Authors: Muhammad Haris Rais (Virginia Commonwealth University), Ye Li (Bradley University), and Irfan Ahmed (Virginia Commonwealth University)



Increasingly, 3D printers are used to manufacture functional components of commercial products, such as engine and turbine parts and cabin interior of an airplane. In case of a catastrophic incident, these parts may be subject to a forensic investigation. In this presentation, we propose a forensic readiness framework for a 3D printer and discuss its implementation on a FDM (fused deposition modeling)-based 3D printer, Ultimaker 3. The framework deploys out-of-bound sensors on a printer to log the critical parameters of the machine behavior during the printing of a 3D object. It consists of a set of algorithms to analyze sensor data in the time and space domain to answer several questions about an investigation such as: What was the shape, orientation, toolpath sequence of the 3D printed object? Which infill pattern was used? What was the layer thickness of each layer? What was the temperature profile for the nozzle and the printing bed?

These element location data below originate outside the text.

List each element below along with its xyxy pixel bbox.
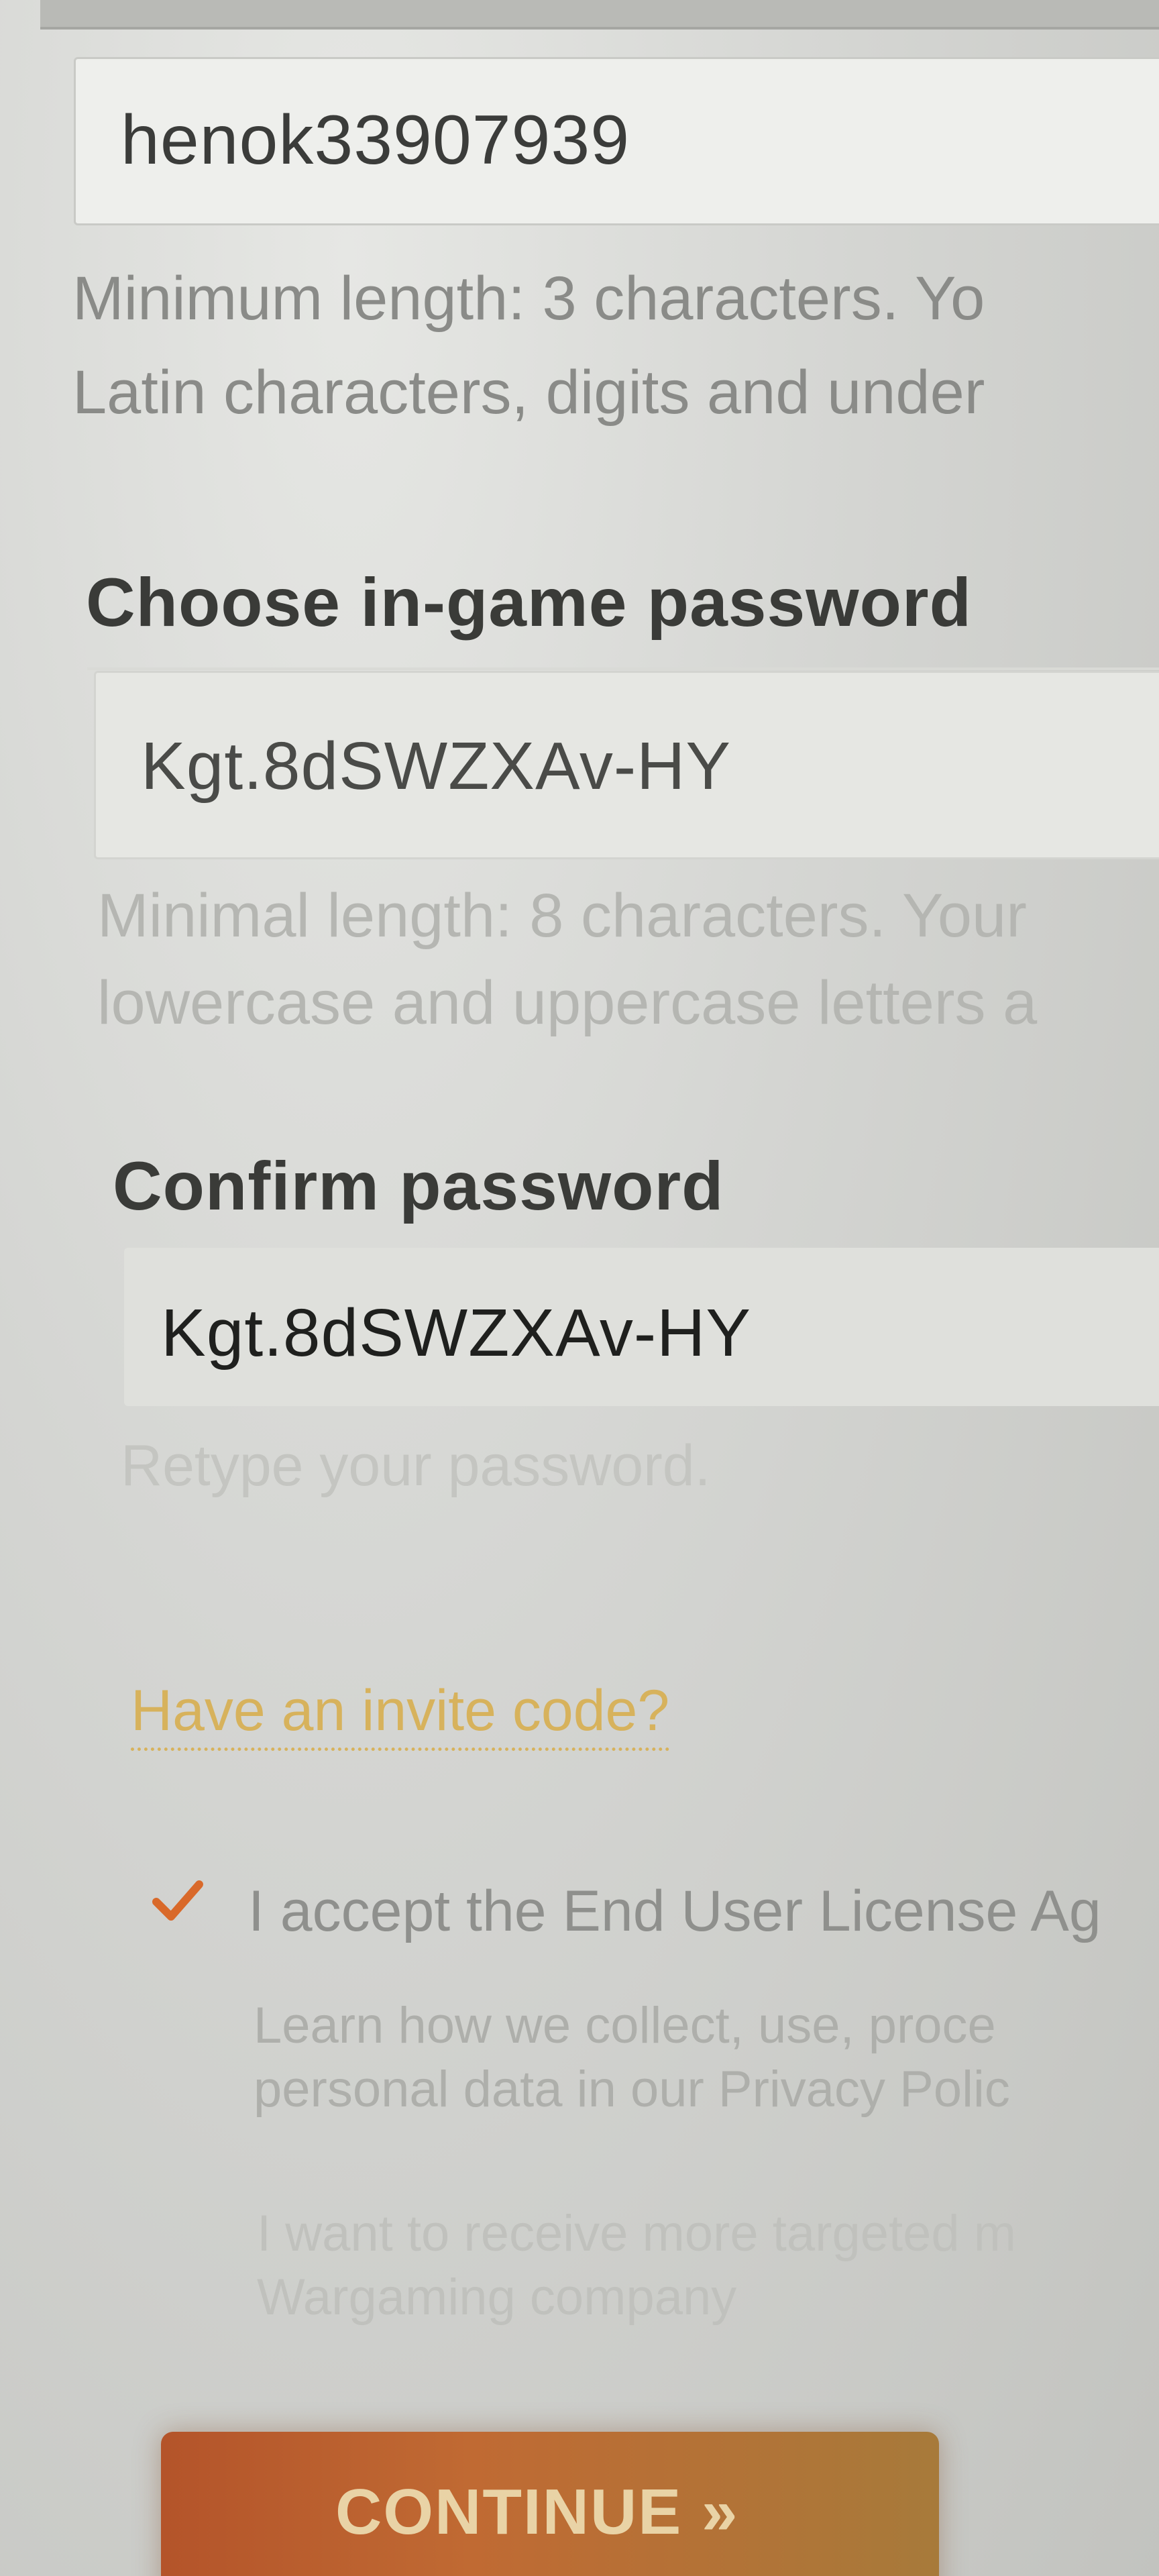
confirm-password-value: Kgt.8dSWZXAv-HY bbox=[161, 1295, 752, 1371]
password-hint-line2: lowercase and uppercase letters a bbox=[97, 969, 1038, 1037]
registration-form: henok33907939 Minimum length: 3 characte… bbox=[0, 0, 1159, 2576]
confirm-password-label: Confirm password bbox=[113, 1148, 724, 1224]
password-value: Kgt.8dSWZXAv-HY bbox=[141, 729, 732, 804]
password-hint-line1: Minimal length: 8 characters. Your bbox=[97, 881, 1027, 950]
marketing-text-line2[interactable]: Wargaming company bbox=[257, 2261, 736, 2334]
checkmark-icon[interactable] bbox=[151, 1875, 205, 1929]
continue-button-label: CONTINUE » bbox=[335, 2476, 739, 2548]
username-hint-line1: Minimum length: 3 characters. Yo bbox=[72, 264, 985, 333]
privacy-text-line2: personal data in our Privacy Polic bbox=[254, 2061, 1010, 2118]
eula-accept-label[interactable]: I accept the End User License Ag bbox=[248, 1878, 1101, 1945]
top-edge bbox=[40, 0, 1159, 30]
marketing-text-line1[interactable]: I want to receive more targeted m bbox=[257, 2197, 1016, 2271]
privacy-text-line1: Learn how we collect, use, proce bbox=[254, 1997, 996, 2054]
password-divider bbox=[87, 667, 1159, 670]
invite-code-link[interactable]: Have an invite code? bbox=[131, 1674, 670, 1751]
username-value: henok33907939 bbox=[121, 101, 630, 179]
confirm-password-hint: Retype your password. bbox=[121, 1434, 711, 1498]
username-hint-line2: Latin characters, digits and under bbox=[72, 358, 985, 427]
password-label: Choose in-game password bbox=[86, 564, 972, 641]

For the proof-of-concept, we first demonstrate thermodynamic and kinetic attacks that damage a 3D printing object without creating substantial visual deformation on an object by making slight changes to the manufacturing parameters of a 3D printing process such as nozzle temperature and positioning. We deploy ubiquitous, easy to mount, and inexpensive sensors on Ultimaker 3 printer to evaluate the effectiveness of the framework in terms of forensic readiness and detection of any suspicious printed objects.